While a few marginal players are as much as ten percentage points away from neutral saving break points or converting them, the main takeaway here is that no one is building a great career on the back of consistent clutch performances on break points. Among women with at least 250 tour-level matches in the last decade, only Barbora Strycova has won more than 3% more break points (serve and return combined) than expected. Maria Kirilenko is the only player more than 3% below expected.

This analysis doesn’t tell us anything very interesting about the intrinsic skills of our favorite players, but that doesn’t mean it’s without value. If we can count on almost all players posting average numbers over the long term, we can identify short-term extremes and predict that certain players will return to normal.

And that (finally) brings us to Venus Williams. Since 2006, Venus has played break points a little bit worse than average, saving 2% more break points than typical serve points (compared to +4% for most stars) and winning break points on return 3% less often than other return points.

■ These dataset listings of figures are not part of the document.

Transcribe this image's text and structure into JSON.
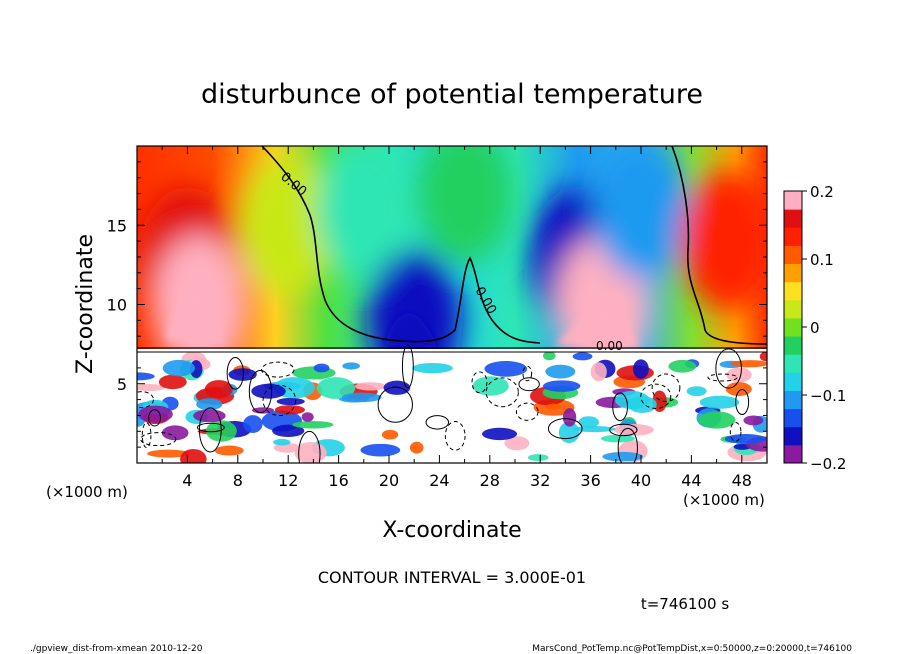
{
  "chart_data": {
    "type": "heatmap",
    "title": "disturbunce of potential temperature",
    "xlabel": "X-coordinate",
    "ylabel": "Z-coordinate",
    "x_unit": "(×1000 m)",
    "y_unit": "(×1000 m)",
    "xlim": [
      0,
      50
    ],
    "ylim": [
      0,
      20
    ],
    "x_ticks": [
      "4",
      "8",
      "12",
      "16",
      "20",
      "24",
      "28",
      "32",
      "36",
      "40",
      "44",
      "48"
    ],
    "y_ticks": [
      "5",
      "10",
      "15"
    ],
    "colorbar": {
      "range": [
        -0.2,
        0.2
      ],
      "ticks": [
        "0.2",
        "0.1",
        "0",
        "−0.1",
        "−0.2"
      ],
      "colors": [
        "#8a1aa0",
        "#1010c0",
        "#1850f0",
        "#1f9af0",
        "#23d2e8",
        "#2ee6b4",
        "#22d060",
        "#70e020",
        "#c8e818",
        "#ffe020",
        "#ffa000",
        "#ff5a00",
        "#ff2000",
        "#e01010",
        "#ffb0c0"
      ]
    },
    "contour_labels": [
      "0.00",
      "0.00",
      "0.00"
    ],
    "contour_interval_text": "CONTOUR INTERVAL = 3.000E-01",
    "time_text": "t=746100 s",
    "footer_left": "./gpview_dist-from-xmean  2010-12-20",
    "footer_right": "MarsCond_PotTemp.nc@PotTempDist,x=0:50000,z=0:20000,t=746100",
    "upper_field_samples": [
      {
        "x": 4,
        "z": 13,
        "value": 0.16
      },
      {
        "x": 5,
        "z": 10,
        "value": 0.2
      },
      {
        "x": 12,
        "z": 15,
        "value": 0.03
      },
      {
        "x": 18,
        "z": 16,
        "value": -0.05
      },
      {
        "x": 22,
        "z": 9,
        "value": -0.16
      },
      {
        "x": 26,
        "z": 17,
        "value": -0.03
      },
      {
        "x": 35,
        "z": 13,
        "value": -0.15
      },
      {
        "x": 37,
        "z": 10,
        "value": 0.18
      },
      {
        "x": 40,
        "z": 16,
        "value": -0.1
      },
      {
        "x": 47,
        "z": 14,
        "value": 0.14
      }
    ]
  }
}
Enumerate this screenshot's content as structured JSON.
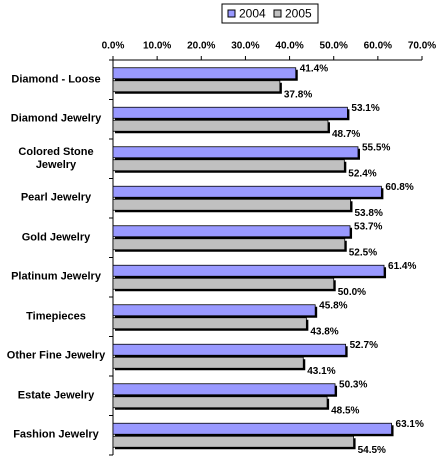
{
  "chart_data": {
    "type": "hbar",
    "categories": [
      "Diamond - Loose",
      "Diamond Jewelry",
      "Colored Stone Jewelry",
      "Pearl Jewelry",
      "Gold Jewelry",
      "Platinum Jewelry",
      "Timepieces",
      "Other Fine Jewelry",
      "Estate Jewelry",
      "Fashion Jewelry"
    ],
    "series": [
      {
        "name": "2004",
        "color": "#9999ff",
        "values": [
          41.4,
          53.1,
          55.5,
          60.8,
          53.7,
          61.4,
          45.8,
          52.7,
          50.3,
          63.1
        ],
        "value_labels": [
          "41.4%",
          "53.1%",
          "55.5%",
          "60.8%",
          "53.7%",
          "61.4%",
          "45.8%",
          "52.7%",
          "50.3%",
          "63.1%"
        ]
      },
      {
        "name": "2005",
        "color": "#c0c0c0",
        "values": [
          37.8,
          48.7,
          52.4,
          53.8,
          52.5,
          50.0,
          43.8,
          43.1,
          48.5,
          54.5
        ],
        "value_labels": [
          "37.8%",
          "48.7%",
          "52.4%",
          "53.8%",
          "52.5%",
          "50.0%",
          "43.8%",
          "43.1%",
          "48.5%",
          "54.5%"
        ]
      }
    ],
    "xlim": [
      0,
      70
    ],
    "xticks": [
      {
        "value": 0,
        "label": "0.0%"
      },
      {
        "value": 10,
        "label": "10.0%"
      },
      {
        "value": 20,
        "label": "20.0%"
      },
      {
        "value": 30,
        "label": "30.0%"
      },
      {
        "value": 40,
        "label": "40.0%"
      },
      {
        "value": 50,
        "label": "50.0%"
      },
      {
        "value": 60,
        "label": "60.0%"
      },
      {
        "value": 70,
        "label": "70.0%"
      }
    ],
    "legend": "top"
  }
}
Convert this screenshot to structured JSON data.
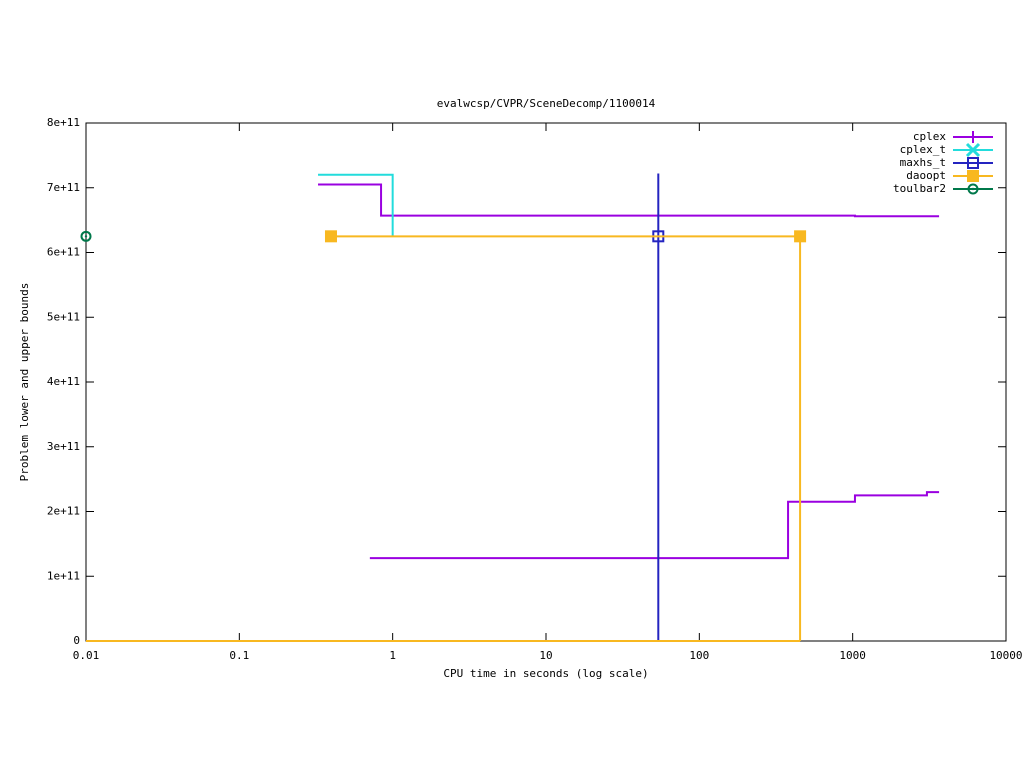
{
  "chart_data": {
    "type": "line",
    "title": "evalwcsp/CVPR/SceneDecomp/1100014",
    "x_label": "CPU time in seconds (log scale)",
    "y_label": "Problem lower and upper bounds",
    "xscale": "log",
    "xlim": [
      0.01,
      10000
    ],
    "xticks": [
      0.01,
      0.1,
      1,
      10,
      100,
      1000,
      10000
    ],
    "ylim": [
      0,
      800000000000
    ],
    "yticks": [
      0,
      {
        "value": 100000000000,
        "label": "1e+11"
      },
      {
        "value": 200000000000,
        "label": "2e+11"
      },
      {
        "value": 300000000000,
        "label": "3e+11"
      },
      {
        "value": 400000000000,
        "label": "4e+11"
      },
      {
        "value": 500000000000,
        "label": "5e+11"
      },
      {
        "value": 600000000000,
        "label": "6e+11"
      },
      {
        "value": 700000000000,
        "label": "7e+11"
      },
      {
        "value": 800000000000,
        "label": "8e+11"
      }
    ],
    "legend": "top-right",
    "series": [
      {
        "name": "cplex",
        "color": "#9a00e0",
        "marker": "plus",
        "x": [
          0.326,
          0.84,
          0.84,
          1035,
          1035,
          3660,
          null,
          0.71,
          379,
          379,
          1035,
          1035,
          3050,
          3050,
          3660
        ],
        "values": [
          705000000000,
          705000000000,
          657000000000,
          657000000000,
          656000000000,
          656000000000,
          null,
          128000000000,
          128000000000,
          215000000000,
          215000000000,
          225000000000,
          225000000000,
          230000000000,
          230000000000
        ]
      },
      {
        "name": "cplex_t",
        "color": "#22dcdc",
        "marker": "cross",
        "x": [
          0.326,
          1,
          1
        ],
        "values": [
          720000000000,
          720000000000,
          625000000000
        ]
      },
      {
        "name": "maxhs_t",
        "color": "#2424c0",
        "marker": "open-square",
        "x": [
          54,
          54
        ],
        "values": [
          0,
          722000000000
        ],
        "points_x": [
          54
        ],
        "points_values": [
          625000000000
        ]
      },
      {
        "name": "daoopt",
        "color": "#f8b820",
        "marker": "filled-square",
        "x": [
          0.396,
          454,
          454,
          null,
          0.01,
          454
        ],
        "values": [
          625000000000,
          625000000000,
          0,
          null,
          0,
          0
        ],
        "points_x": [
          0.396,
          454
        ],
        "points_values": [
          625000000000,
          625000000000
        ]
      },
      {
        "name": "toulbar2",
        "color": "#00784a",
        "marker": "open-circle",
        "points_x": [
          0.01
        ],
        "points_values": [
          625000000000
        ]
      }
    ]
  }
}
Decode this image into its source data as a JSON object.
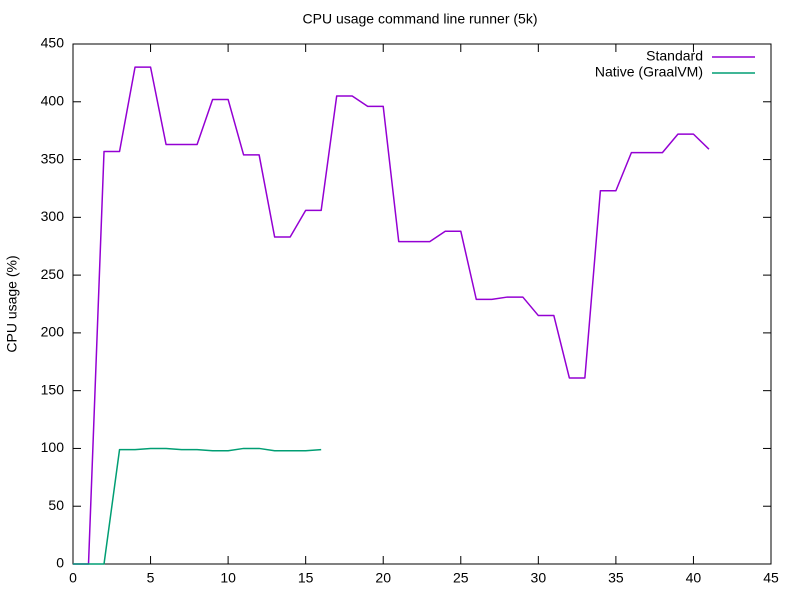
{
  "chart_data": {
    "type": "line",
    "title": "CPU usage command line runner (5k)",
    "y_label": "CPU usage (%)",
    "x": [
      0,
      1,
      2,
      3,
      4,
      5,
      6,
      7,
      8,
      9,
      10,
      11,
      12,
      13,
      14,
      15,
      16,
      17,
      18,
      19,
      20,
      21,
      22,
      23,
      24,
      25,
      26,
      27,
      28,
      29,
      30,
      31,
      32,
      33,
      34,
      35,
      36,
      37,
      38,
      39,
      40,
      41
    ],
    "series": [
      {
        "name": "Standard",
        "color": "#9400d3",
        "values": [
          0,
          0,
          357,
          357,
          430,
          430,
          363,
          363,
          363,
          402,
          402,
          354,
          354,
          283,
          283,
          306,
          306,
          405,
          405,
          396,
          396,
          279,
          279,
          279,
          288,
          288,
          229,
          229,
          231,
          231,
          215,
          215,
          161,
          161,
          323,
          323,
          356,
          356,
          356,
          372,
          372,
          359
        ]
      },
      {
        "name": "Native (GraalVM)",
        "color": "#009e73",
        "values": [
          0,
          0,
          0,
          99,
          99,
          100,
          100,
          99,
          99,
          98,
          98,
          100,
          100,
          98,
          98,
          98,
          99,
          null,
          null,
          null,
          null,
          null,
          null,
          null,
          null,
          null,
          null,
          null,
          null,
          null,
          null,
          null,
          null,
          null,
          null,
          null,
          null,
          null,
          null,
          null,
          null,
          null
        ]
      }
    ],
    "xlim": [
      0,
      45
    ],
    "xticks": [
      0,
      5,
      10,
      15,
      20,
      25,
      30,
      35,
      40,
      45
    ],
    "ylim": [
      0,
      450
    ],
    "yticks": [
      0,
      50,
      100,
      150,
      200,
      250,
      300,
      350,
      400,
      450
    ],
    "grid": false,
    "legend": "top-right"
  }
}
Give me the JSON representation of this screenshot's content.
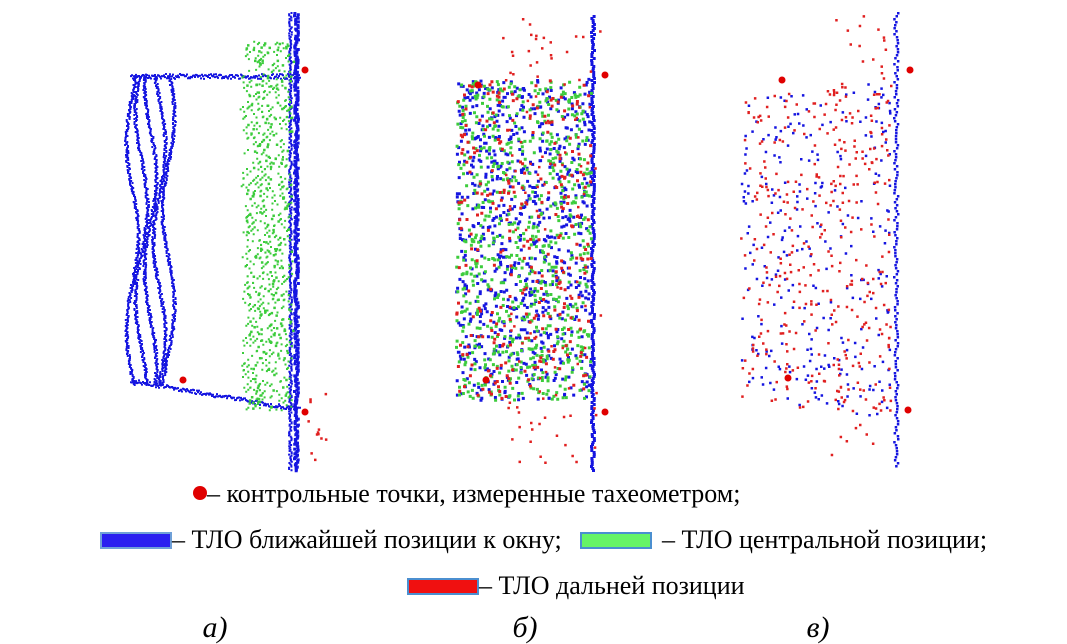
{
  "legend": {
    "control_points": "– контрольные точки, измеренные тахеометром;",
    "near": "– ТЛО ближайшей позиции к окну;",
    "center": "– ТЛО центральной позиции;",
    "far": "– ТЛО дальней позиции"
  },
  "panels": [
    "а)",
    "б)",
    "в)"
  ]
}
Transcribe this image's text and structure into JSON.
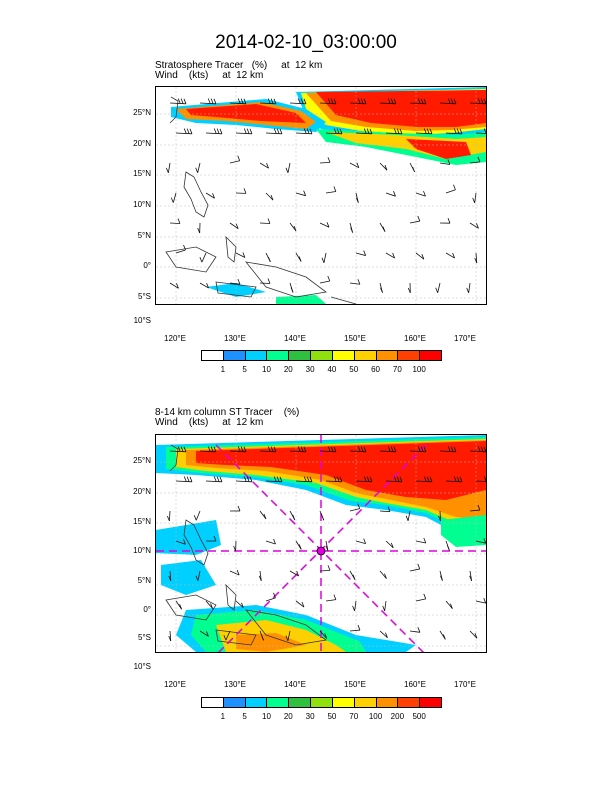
{
  "title": "2014-02-10_03:00:00",
  "lat_labels": [
    "25°N",
    "20°N",
    "15°N",
    "10°N",
    "5°N",
    "0°",
    "5°S",
    "10°S"
  ],
  "lon_labels": [
    "120°E",
    "130°E",
    "140°E",
    "150°E",
    "160°E",
    "170°E"
  ],
  "top_panel": {
    "label_line1": "Stratosphere Tracer   (%)     at  12 km",
    "label_line2": "Wind    (kts)     at  12 km",
    "colorbar_labels": [
      "1",
      "5",
      "10",
      "20",
      "30",
      "40",
      "50",
      "60",
      "70",
      "100"
    ],
    "colorbar_colors": [
      "#ffffff",
      "#1e90ff",
      "#00d0ff",
      "#00ff90",
      "#30c040",
      "#90e010",
      "#ffff00",
      "#ffd000",
      "#ff9000",
      "#ff4000",
      "#ff0000"
    ]
  },
  "bottom_panel": {
    "label_line1": "8-14 km column ST Tracer    (%)",
    "label_line2": "Wind    (kts)     at  12 km",
    "colorbar_labels": [
      "1",
      "5",
      "10",
      "20",
      "30",
      "50",
      "70",
      "100",
      "200",
      "500"
    ],
    "colorbar_colors": [
      "#ffffff",
      "#1e90ff",
      "#00d0ff",
      "#00ff90",
      "#30c040",
      "#90e010",
      "#ffff00",
      "#ffd000",
      "#ff9000",
      "#ff4000",
      "#ff0000"
    ]
  },
  "colors": {
    "marker_lines": "#e000e0",
    "tracer_high": "#ff1a00",
    "tracer_mid": "#ff9000",
    "tracer_low": "#00c060"
  }
}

But this year, Venus has saved break points 17% less often than typical service points, the lowest single-season number from someone who played more than 20 tour-level matches. That’s roughly once per match this year that Venus has failed to save a break point that–in an average year–she would’ve saved.

There’s no guarantee that saving those additional break points would’ve changed many of Venus’s results this year, but given the usual strength of her service game, holding serve even a little bit more would make a difference.

This type of analysis can’t say whether a rough patch like Venus’s is due to bad luck, mental lapses, or something else entirely, but it does suggest very strongly than she will bounce back. In fact, she already has. In her successful US Open run, she’s won about 66% of service points while saving 63% of break points. That’s not nearly as good as Serena’s performance this year, but it’s much closer to her own career average.

Like so many tennis stats that fluctuate from match to match or year to year, this is another one that evens out in the end. A particularly good or bad number probably isn’t a sign of a long-term trend. Instead, it’s a signal that the short-term streak is unlikely to last.